Footsteps sounded on the marble stoop behind her and she held the tall door open a crack.

“I’m sorry but we’re just closing and-oh! Mr. Munson. I didn’t realize it was you. Do come in.”

With a thin gray beard that hung down over his woolly muffler, Jacob Munson was small and spry enough to remind a more fanciful imagination than Mrs. Beardsley’s of an elf escaped from Santa’s workshop. Adding to the illusion was the perennial cloud of peppermint fumes in which he had moved ever since his doctors forbade cigarettes, and his eyes danced with merriment and goodwill beneath his wide-brimmed black fedora.

“Mrs. Beardsley, is it not?” A slight German accent underlay his friendly tone. “The others are here?”

“I believe so. ” She started to escort him toward the director’s office at the far end of the vaulted marble hall where the others were gathered when she suddenly found her outstretched arm draped with Mr. Munson’s muffler and overcoat. His hat and gloves followed in rapid order and he himself was speeding across the polished tiles before Mrs. Beardsley could make it clear that she was not some sort of resident butler or hatcheck girl.

Miffed, she carried the art dealer’s outer garments over to a bench near Miss Ruffton’s desk and dumped them there, grateful that the secretary had not been required to attend tonight’s informal meeting and had therefore missed this minor humiliation. Miss Ruffton was an enigmatic young black woman who never talked back or argued, yet Mrs. Beardsley suspected that she secretly enjoyed any affronts to the older woman’s dignity.

As she put on her own coat and gloves to leave, Mrs. Beardsley subconsciously tried to fault Miss Ruffton but found nothing to seize upon. The secretary’s gleaming desktop was bare except for an appointment calendar, a pot of red poinsettias in gold foil, and one of those stodgy brochures which outlined the history of the Erich Breul House.

And that reminded Mrs. Beardsley: Where was young Mr. Evans? Didn’t Mr. Munson expect him to join them? She pushed back the cuff of her cashmere glove and glanced at her watch. Everyone else was there except him.

“Boys!” she murmured to herself. With her children hundreds of miles away and occupied by families of their own, she had unconsciously transferred her maternal interest to Pascal Grant, who would never completely grow up. And she’d be quite surprised if Rick Evans were a day past twenty. Now what sort of mischief, she wondered, could be keeping those two so long in the basement?

Officiously, Mrs. Beardsley opened a door concealed beneath the marble stairwell, passed along a short hall that led back to what was left of the butler’s pantry, turned right, and descended the stairs to the basement.

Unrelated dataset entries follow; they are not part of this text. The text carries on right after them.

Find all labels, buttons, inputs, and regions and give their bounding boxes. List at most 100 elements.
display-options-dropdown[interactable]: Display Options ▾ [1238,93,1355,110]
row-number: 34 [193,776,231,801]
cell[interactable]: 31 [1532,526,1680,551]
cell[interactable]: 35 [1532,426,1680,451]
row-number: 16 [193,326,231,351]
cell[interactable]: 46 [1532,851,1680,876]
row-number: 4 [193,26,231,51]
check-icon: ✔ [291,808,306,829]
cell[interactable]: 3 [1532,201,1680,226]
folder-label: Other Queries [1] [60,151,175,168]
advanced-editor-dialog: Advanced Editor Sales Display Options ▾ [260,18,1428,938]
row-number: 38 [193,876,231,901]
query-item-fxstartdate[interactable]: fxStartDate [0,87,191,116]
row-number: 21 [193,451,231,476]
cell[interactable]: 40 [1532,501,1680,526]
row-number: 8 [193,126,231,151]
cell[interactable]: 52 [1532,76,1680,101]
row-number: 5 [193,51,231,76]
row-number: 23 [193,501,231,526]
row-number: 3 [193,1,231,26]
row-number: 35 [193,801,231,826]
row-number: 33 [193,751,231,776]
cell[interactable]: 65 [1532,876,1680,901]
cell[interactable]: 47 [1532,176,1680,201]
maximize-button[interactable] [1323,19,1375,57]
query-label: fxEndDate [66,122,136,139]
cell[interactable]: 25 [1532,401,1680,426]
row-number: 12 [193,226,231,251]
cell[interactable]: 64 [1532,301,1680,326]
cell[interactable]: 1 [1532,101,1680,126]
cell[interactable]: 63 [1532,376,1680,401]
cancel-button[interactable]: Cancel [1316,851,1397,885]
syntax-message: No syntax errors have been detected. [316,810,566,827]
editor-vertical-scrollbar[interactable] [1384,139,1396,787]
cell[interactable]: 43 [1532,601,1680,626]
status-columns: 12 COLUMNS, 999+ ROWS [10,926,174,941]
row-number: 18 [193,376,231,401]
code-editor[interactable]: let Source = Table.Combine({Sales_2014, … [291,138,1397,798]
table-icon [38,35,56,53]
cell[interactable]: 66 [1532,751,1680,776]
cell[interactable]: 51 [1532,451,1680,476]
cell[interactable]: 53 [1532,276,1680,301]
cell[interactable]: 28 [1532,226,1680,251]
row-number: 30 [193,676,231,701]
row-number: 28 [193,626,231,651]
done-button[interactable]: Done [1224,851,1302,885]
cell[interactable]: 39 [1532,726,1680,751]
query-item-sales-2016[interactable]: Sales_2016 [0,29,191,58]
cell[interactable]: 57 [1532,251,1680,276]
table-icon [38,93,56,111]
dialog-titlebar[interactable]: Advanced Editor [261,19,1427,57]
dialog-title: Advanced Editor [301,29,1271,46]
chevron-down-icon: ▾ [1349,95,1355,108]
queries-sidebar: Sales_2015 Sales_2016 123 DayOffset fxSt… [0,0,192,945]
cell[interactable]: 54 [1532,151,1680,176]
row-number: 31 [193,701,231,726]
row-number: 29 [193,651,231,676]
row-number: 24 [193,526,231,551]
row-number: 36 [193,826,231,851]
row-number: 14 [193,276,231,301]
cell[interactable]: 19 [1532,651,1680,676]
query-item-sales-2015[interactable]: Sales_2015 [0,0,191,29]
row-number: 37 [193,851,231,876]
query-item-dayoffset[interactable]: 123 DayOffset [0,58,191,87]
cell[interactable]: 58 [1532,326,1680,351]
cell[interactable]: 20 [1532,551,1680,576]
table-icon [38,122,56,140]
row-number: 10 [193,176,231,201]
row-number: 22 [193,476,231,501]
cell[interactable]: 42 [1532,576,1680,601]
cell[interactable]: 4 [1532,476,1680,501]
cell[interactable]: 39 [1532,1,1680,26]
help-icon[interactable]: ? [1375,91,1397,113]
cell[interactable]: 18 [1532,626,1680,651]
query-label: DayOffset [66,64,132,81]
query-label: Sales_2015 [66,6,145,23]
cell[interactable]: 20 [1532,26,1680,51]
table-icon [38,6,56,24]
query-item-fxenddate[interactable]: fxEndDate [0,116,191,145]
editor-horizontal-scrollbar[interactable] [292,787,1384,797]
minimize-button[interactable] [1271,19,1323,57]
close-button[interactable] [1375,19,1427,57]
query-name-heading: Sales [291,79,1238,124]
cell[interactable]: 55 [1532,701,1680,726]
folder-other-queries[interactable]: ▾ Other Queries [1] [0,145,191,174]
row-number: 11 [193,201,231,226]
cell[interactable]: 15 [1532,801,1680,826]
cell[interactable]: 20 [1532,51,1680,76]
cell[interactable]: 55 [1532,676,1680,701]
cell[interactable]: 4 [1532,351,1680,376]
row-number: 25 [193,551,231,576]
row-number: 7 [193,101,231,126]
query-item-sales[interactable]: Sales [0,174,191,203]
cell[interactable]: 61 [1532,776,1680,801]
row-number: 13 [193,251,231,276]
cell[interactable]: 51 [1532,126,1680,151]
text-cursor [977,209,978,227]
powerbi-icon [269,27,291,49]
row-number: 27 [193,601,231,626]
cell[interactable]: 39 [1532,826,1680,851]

An hour earlier, Rick Evans had followed Pascal Grant down those steps into the kitchen. It was enormous, but the stamped-tin ceiling was surprisingly low and the room’s dry snugness made Rick think of Wind in the Willows and of Mr. Badger’s home and Mole’s cosy tunnels. Blue rag rugs were scattered over brown floor tiles, a massive cookstove resplendent with nickel-plate ornamentation dominated the room, and one wall was lined with shallow open shelves that held the blue willowware Sophie Breul had provided for her servants’ daily use.